5. Most of She-Hulk’s humorous bits land well. One of the MCU’s biggest problems of late has been the incessant need to turn almost every project into a shallow comedy in which even the gravest moments and characters are a practical sideshow. But that more lighthearted approach works here. Unlike, say, Thor: Love and Thunder, She-Hulk mainly conquers as a superhero sitcom.
Now, the bad:
1. This episode exists almost entirely as a past-set backstory dump with a few present-set scenes tacked on before and after. That format made it a bit hard for me to recall at the episode’s end the plot established by the present-set scenes at the episode’s beginning.
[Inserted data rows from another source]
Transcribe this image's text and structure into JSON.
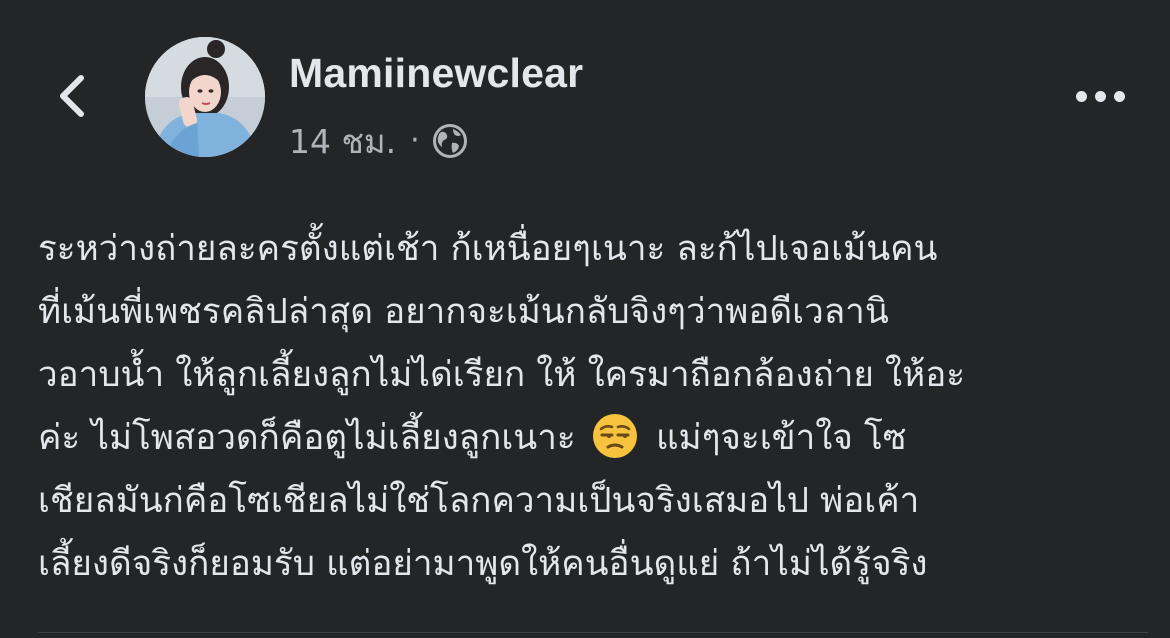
{
  "header": {
    "back_icon": "chevron-left-icon",
    "author_name": "Mamiinewclear",
    "timestamp": "14 ชม.",
    "separator": "·",
    "privacy_icon": "globe-icon",
    "more_icon": "more-horizontal-icon"
  },
  "post": {
    "lines": [
      "ระหว่างถ่ายละครตั้งแต่เช้า ก้เหนื่อยๆเนาะ ละก้ไปเจอเม้นคน",
      "ที่เม้นพี่เพชรคลิปล่าสุด อยากจะเม้นกลับจิงๆว่าพอดีเวลานิ",
      "วอาบน้ำ ให้ลูกเลี้ยงลูกไม่ได่เรียก ให้ ใครมาถือกล้องถ่าย ให้อะ"
    ],
    "line4_before": "ค่ะ ไม่โพสอวดก็คือตูไม่เลี้ยงลูกเนาะ",
    "line4_emoji": "unamused-face-emoji",
    "line4_after": "แม่ๆจะเข้าใจ โซ",
    "lines_end": [
      "เชียลมันก่คือโซเชียลไม่ใช่โลกความเป็นจริงเสมอไป พ่อเค้า",
      "เลี้ยงดีจริงก็ยอมรับ แต่อย่ามาพูดให้คนอื่นดูแย่ ถ้าไม่ได้รู้จริง"
    ]
  },
  "colors": {
    "background": "#242526",
    "primary_text": "#e4e6eb",
    "secondary_text": "#b0b3b8"
  }
}
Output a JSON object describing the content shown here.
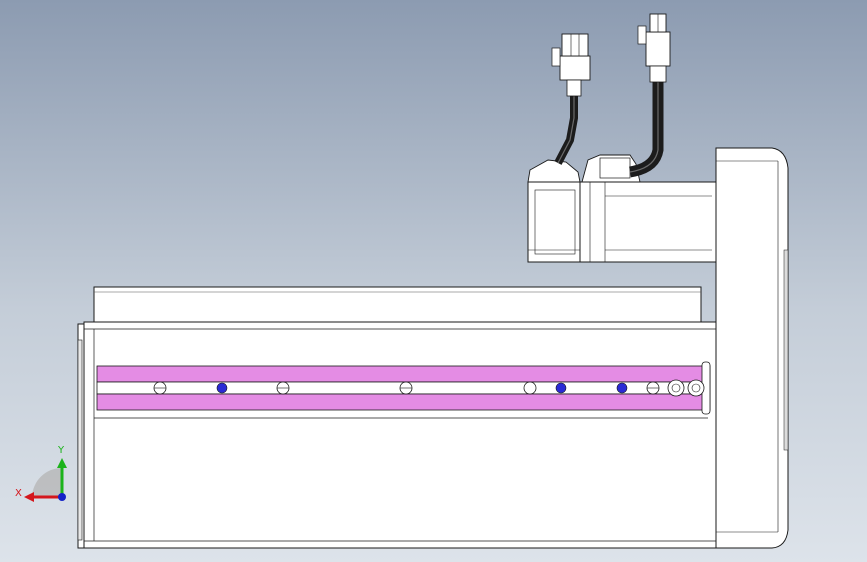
{
  "viewport": {
    "background_top": "#8c9bb1",
    "background_bottom": "#dde3ea"
  },
  "triad": {
    "x_label": "X",
    "y_label": "Y",
    "x_color": "#d4161c",
    "y_color": "#1bb31b",
    "z_color": "#1422c8"
  },
  "colors": {
    "body_fill": "#ffffff",
    "outline": "#1a1a1a",
    "slot_fill": "#e48ce4",
    "hole_blue": "#2a2ad6",
    "cable": "#1c1c1c",
    "motor_fill": "#ffffff"
  },
  "model": {
    "parts": [
      "carriage-plate",
      "rail-body",
      "t-slot-strip",
      "end-cap-left",
      "drive-housing",
      "servo-motor",
      "motor-brake",
      "power-cable",
      "encoder-cable",
      "connector-left",
      "connector-right"
    ],
    "slot_holes": [
      {
        "type": "open"
      },
      {
        "type": "blue"
      },
      {
        "type": "open"
      },
      {
        "type": "open"
      },
      {
        "type": "open"
      },
      {
        "type": "blue"
      },
      {
        "type": "blue"
      },
      {
        "type": "open"
      },
      {
        "type": "ring"
      },
      {
        "type": "ring"
      }
    ]
  }
}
2. I was VERY turned off by this episode’s unimaginative, stereotypical, and eye-rollingly woke approach to the gender divide—although I can’t say that I was surprised. She-Hulk is, after all, a Disney Plus original release. Which means that a few constants must hold.
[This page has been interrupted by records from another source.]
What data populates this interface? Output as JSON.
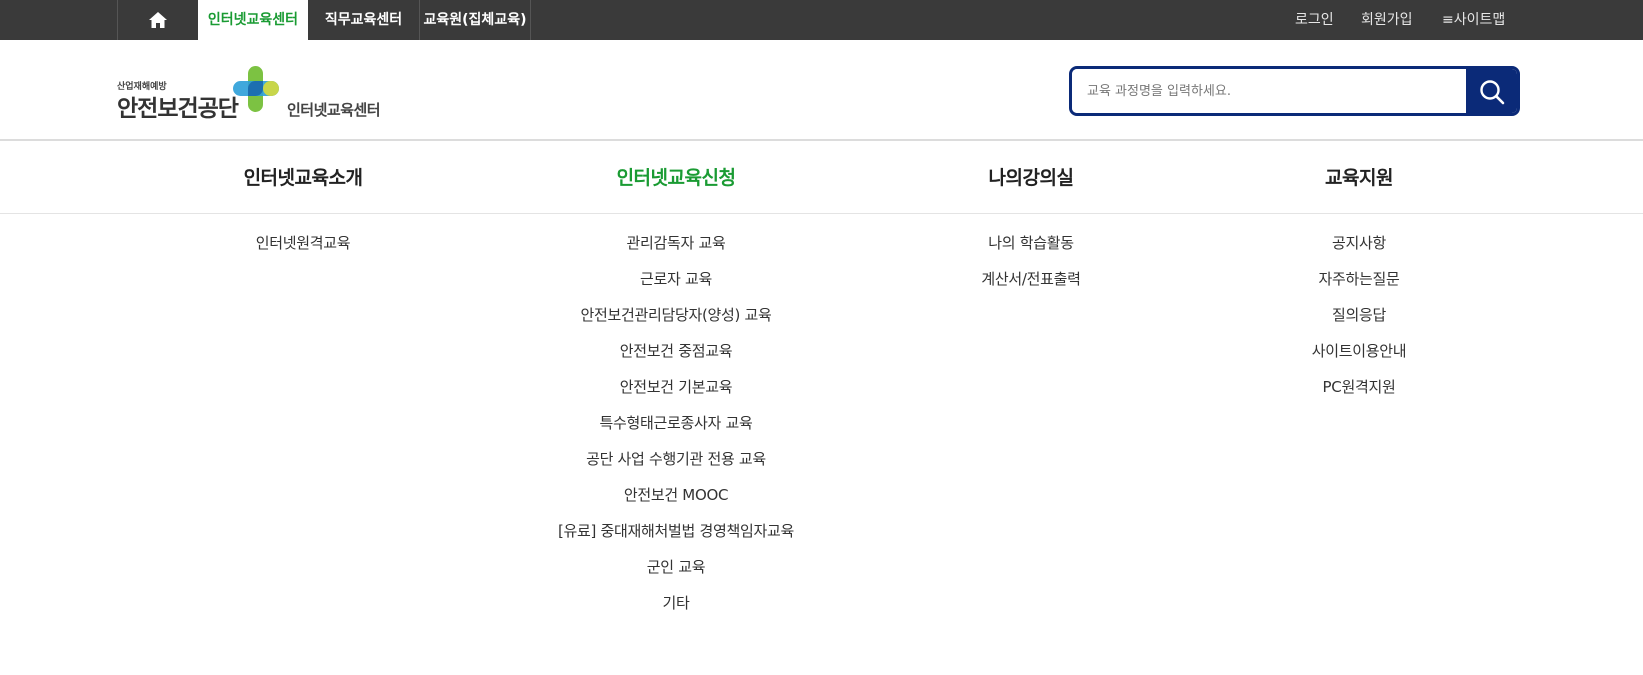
{
  "topbar": {
    "home_icon": "home-icon",
    "tabs": [
      {
        "label": "인터넷교육센터",
        "active": true
      },
      {
        "label": "직무교육센터"
      },
      {
        "label": "교육원(집체교육)"
      }
    ],
    "login": "로그인",
    "join": "회원가입",
    "sitemap": "≡사이트맵"
  },
  "header": {
    "logo_small": "산업재해예방",
    "logo_main": "안전보건공단",
    "logo_sub": "인터넷교육센터",
    "search_placeholder": "교육 과정명을 입력하세요.",
    "search_icon": "search-icon"
  },
  "menu": [
    {
      "title": "인터넷교육소개",
      "items": [
        "인터넷원격교육"
      ]
    },
    {
      "title": "인터넷교육신청",
      "active": true,
      "items": [
        "관리감독자 교육",
        "근로자 교육",
        "안전보건관리담당자(양성) 교육",
        "안전보건 중점교육",
        "안전보건 기본교육",
        "특수형태근로종사자 교육",
        "공단 사업 수행기관 전용 교육",
        "안전보건 MOOC",
        "[유료] 중대재해처벌법 경영책임자교육",
        "군인 교육",
        "기타"
      ]
    },
    {
      "title": "나의강의실",
      "items": [
        "나의 학습활동",
        "계산서/전표출력"
      ]
    },
    {
      "title": "교육지원",
      "items": [
        "공지사항",
        "자주하는질문",
        "질의응답",
        "사이트이용안내",
        "PC원격지원"
      ]
    }
  ],
  "colors": {
    "topbar": "#3a3a3a",
    "accent_green": "#1a9b33",
    "search_navy": "#0b2a78"
  }
}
Most or all men, of course, must be portrayed as ignorant and elitist garbage whose only hobbies include mansplaining, catcalling, disrespecting women’s boundaries, and growing jealous whenever women outperform them. All women, of course, must be portrayed as inherently supportive and infallible works of perfection who are noticeably better and whose only life issues stem from the men who conspire tirelessly to keep them down.
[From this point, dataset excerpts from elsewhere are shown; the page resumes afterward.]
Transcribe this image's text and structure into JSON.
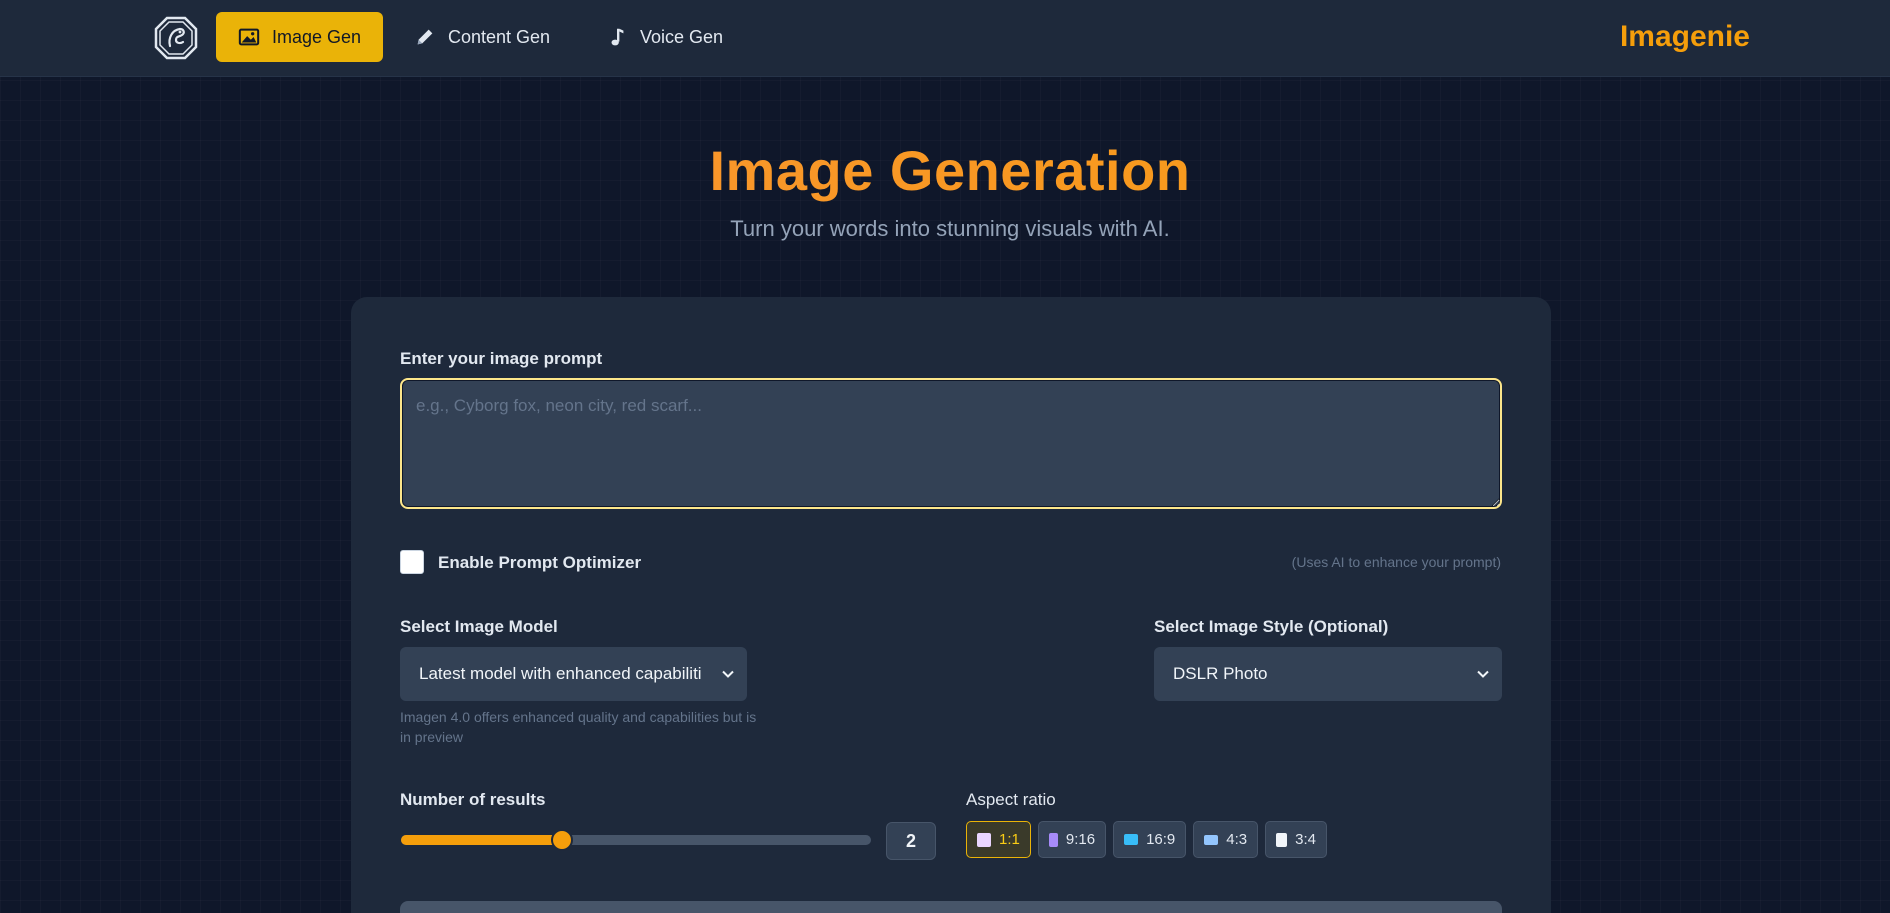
{
  "nav": {
    "items": [
      {
        "label": "Image Gen",
        "icon": "image-icon",
        "active": true
      },
      {
        "label": "Content Gen",
        "icon": "pencil-icon",
        "active": false
      },
      {
        "label": "Voice Gen",
        "icon": "music-note-icon",
        "active": false
      }
    ],
    "brand": "Imagenie"
  },
  "header": {
    "title": "Image Generation",
    "subtitle": "Turn your words into stunning visuals with AI."
  },
  "form": {
    "prompt_label": "Enter your image prompt",
    "prompt_placeholder": "e.g., Cyborg fox, neon city, red scarf...",
    "prompt_value": "",
    "optimizer_label": "Enable Prompt Optimizer",
    "optimizer_checked": false,
    "optimizer_hint": "(Uses AI to enhance your prompt)",
    "model_label": "Select Image Model",
    "model_value": "Latest model with enhanced capabiliti",
    "model_help": "Imagen 4.0 offers enhanced quality and capabilities but is in preview",
    "style_label": "Select Image Style (Optional)",
    "style_value": "DSLR Photo",
    "results_label": "Number of results",
    "results_value": "2",
    "results_fraction": 0.343,
    "aspect_label": "Aspect ratio",
    "aspect_options": [
      {
        "label": "1:1",
        "active": true,
        "icon": "square-icon"
      },
      {
        "label": "9:16",
        "active": false,
        "icon": "phone-icon"
      },
      {
        "label": "16:9",
        "active": false,
        "icon": "monitor-icon"
      },
      {
        "label": "4:3",
        "active": false,
        "icon": "camera-icon"
      },
      {
        "label": "3:4",
        "active": false,
        "icon": "document-icon"
      }
    ]
  },
  "colors": {
    "accent": "#f59e0b",
    "nav_active": "#eab308",
    "background": "#0f172a",
    "card": "#1e293b"
  }
}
Jen’s comic-book origin involves her being saved from death by a blood transfusion from her cousin Bruce. However, since this is Disney Plus and men must never be shown to save or protect women in any meaningful way, Jen accidentally gets Bruce’s blood into her system while she’s trying to save him. Jen naturally synthesizes gamma radiation better than Bruce ever did, casually masters being a Hulk so fast that it puts Bruce’s journey for self-control to embarrassing shame, makes continuously casual jokes about how she is better than her cousin, and later preaches to both Bruce and the audience about just how hard it is for her to not blow up with anger every day because of the inherently garbage men who infest her corner of the world like roaches.
And the nitpicky:
1. I haven’t been a big fan of the habitual and silly way that many of these post-Endgame projects have treated the legacies of most of the OG Avengers—or the way in which the same projects have retconned or dismissed major and grave consequences that came as a result of that film. Bruce’s destroyed arm, for instance, is magically healed with a few short scenes and some pseudo-science technobabble about how Jen’s blood was just the fix that he never knew he needed. Captain America was referenced just to enable one episode-long joke about whether he ever lost his virginity. Tony Stark was referenced so that he could be portrayed as a mopey dork who spent the five blank years during Endgame crying into his beer about Captain America’s various betrayals.
2. Most of this episode’s dialogue worked, but some of the writing was just downright cringe-inducing. One particular bit comes to mind:
Bruce: “You think you can just say a bunch of mean things like that and then take off?”
Jen: “Yes.”
• BRASS TACKS •
She-Hulk: Attorney at Law’s first episode does a good job of establishing the show as a superhero sitcom, presenting a reasonably compelling origin story for Jennifer Walters, and delivering pretty strong special effects along the way. It does get bogged down considerably, though, by its preachy femininity. And the insertion of the massive backstory dump in between the beginning and end have a rather negative effect on the overall pacing.
• MY RATING •
I give She-Hulk: Attorney at Law’s Episode 1, “A Normal Amount of Rage,” two and a half cronuts out of five.